Los «indignados» se suman a la marcha «anti-Papa»

Comienza la recta final. A falta de cinco días para que dé comienzo la Jornada Mundial de la Juventud en la capital española, el movimiento 15-M ya se ha pronunciado y se ha unido a la protesta laicista que se celebrará el día 17 contra la visita del Papa.

La asamblea de ayer en Sol estuvo dedicada a fijar los actos que los «indignados» realizarán durante la visita del Papa
La asamblea de ayer en Sol estuvo dedicada a fijar los actos que los «indignados» realizarán durante la visita del Papa

Los «indignados» vuelven a saltarse su propio protocolo y algunos integrantes del movimiento aseguraron que el movimiento 15-M apoya la manifestación «antipaPapa» convocada por Europa Laica, Redes Cristianas y Amal (Asociación de Ateos y Librepensadores de Madrid), pese a que no lo han votado en la asamblea general Sol. Aunque las aguas estaban en calma, con esta nueva concentración se reaviva el pulso que estos colectivos mantenían días atrás con la Delegación de Gobierno de Madrid.

Tardaron 80 días en desalojar la Puerta del Sol, después de dejarles acampar a sus anchas por las calles madrileñas, y tras los altercados causados por los manifestantes, los «indignados» recuperaron la emblemática plaza cuando la Policía abandonó sus inmediaciones. Ahora, los organizadores de esta marcha atea se unen a la ambición de estos jóvenes para mantener Sol como el epicentro de todas las reivindicaciones. Estos colectivos son viejos conocidos de la Delegación de Gobierno regional. Hace unos meses, Amal lideró junto a otras asociaciones de barrios –ahora integrantes del movimiento 15-M– la «procesión atea» que se celebró finalmente después de Semana Santa, ante la prohibición inicial de la delegada. Mientras, la administración también mantuvo durante semanas la acampada y las posteriores concentraciones ilegales del movimiento 15-M. En esta ocasión, aunque están dispuestos a negociar el recorrido con la Delegación, lo cierto es que «el paso por la Puerta del Sol es innegociable porque después de haberla abierto a las asambleas del 15-M no hay motivo para que no podamos pasar por ahí».

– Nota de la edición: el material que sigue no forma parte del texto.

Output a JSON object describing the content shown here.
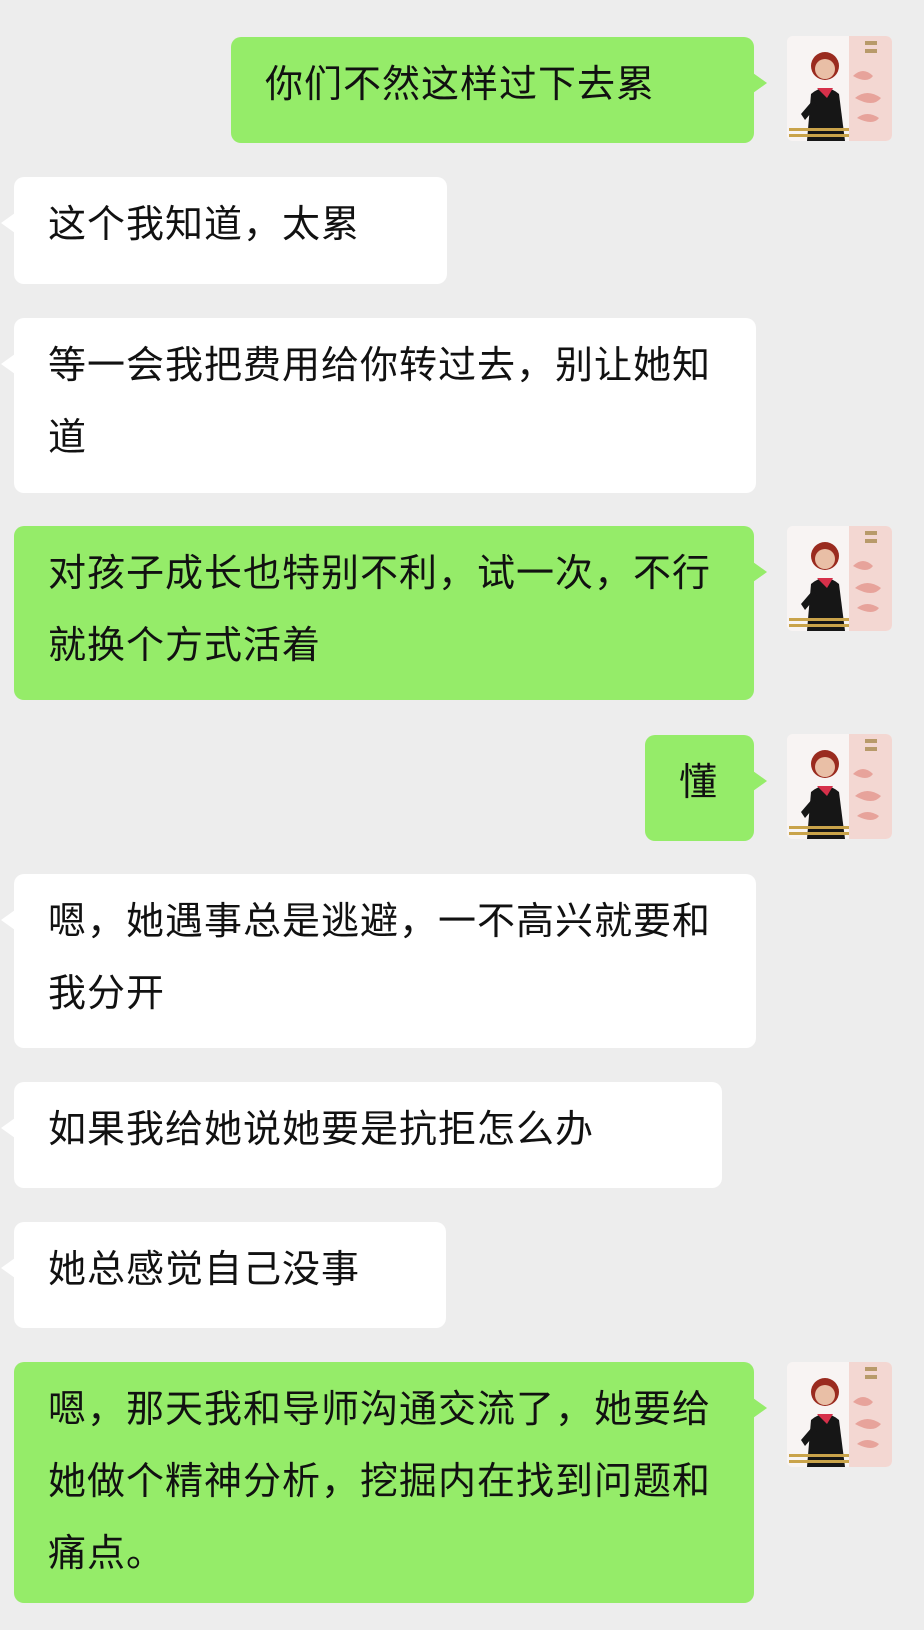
{
  "chat": {
    "messages": [
      {
        "sender": "self",
        "text": "你们不然这样过下去累"
      },
      {
        "sender": "other",
        "text": "这个我知道，太累"
      },
      {
        "sender": "other",
        "text": "等一会我把费用给你转过去，别让她知道"
      },
      {
        "sender": "self",
        "text": "对孩子成长也特别不利，试一次，不行就换个方式活着"
      },
      {
        "sender": "self",
        "text": "懂"
      },
      {
        "sender": "other",
        "text": "嗯，她遇事总是逃避，一不高兴就要和我分开"
      },
      {
        "sender": "other",
        "text": "如果我给她说她要是抗拒怎么办"
      },
      {
        "sender": "other",
        "text": "她总感觉自己没事"
      },
      {
        "sender": "self",
        "text": "嗯，那天我和导师沟通交流了，她要给她做个精神分析，挖掘内在找到问题和痛点。"
      }
    ],
    "avatar": {
      "icon": "profile-photo-woman",
      "colors": {
        "self_bubble": "#95ec69",
        "other_bubble": "#ffffff",
        "background": "#ededed"
      }
    }
  }
}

Por su parte, la delegada de Gobierno, Dolores Carrión, anunció la negativa sobre el itinerario inicial que recorría las calles más céntricas de Madrid –Tirso de Molina, Jacinto Benavente, Carretas, Sol–. Ante estas circunstancias, la Delegación les dio una alternativa para celebrar la marcha en el barrio de Lavapiés, pero los organizadores de la concentración no cederán en su objetivo, donde concluirá la marcha. Los «indignados» celebraron ayer una asamblea temática para tomar decisiones sobre la postura oficial y «consensuada» que tomarán ante la JMJ y algunas acampadas españolas ya han empezado a convocar a sus simpatizantes para celebrar actividades al respecto y boicotear la visita del Papa a Madrid. «Los compañeros de Acampada Sevilla ya tienen un programa de actividades: miles de velas frente al arzobispado andaluz, charlas y recogida de comida para el Tercer Mundo», promovió el movimiento 15-M a través de las redes sociales y su asamblea en Sol.


La delegada quiere pactar con los laicistas
La Delegación del Gobierno quiere llegar a un acuerdo con los promotores de la marcha «anti-Papa». Que los «indignados» se hayan unido a la manifestación convocada por los laicistas para el día 17 ha disparado las previsiones realizadas por Delegación sobre el seguimiento de la marcha «anti-Papa». El departamento que dirige Dolores Carrión ha desoído las peticiones que demandan que prohiba la marcha por coincidir con la JMJ y ha abierto una «vía de diálogo» con los laicistas para llegar a un acuerdo sobre el itinerario. Los «anti-Papa» quieren terminar su marcha en la Puerta del Sol, ubicación que Carrión les ha denegado. La delegada les propuso un recorrido por Lavapiés, pero los laicistas lo han rechazado porque quieren calles más anchas y consideran el paso por Sol «innegociable». Pese a estas imposiciones Carrión se reunirá hoy con ellos para buscar un pacto.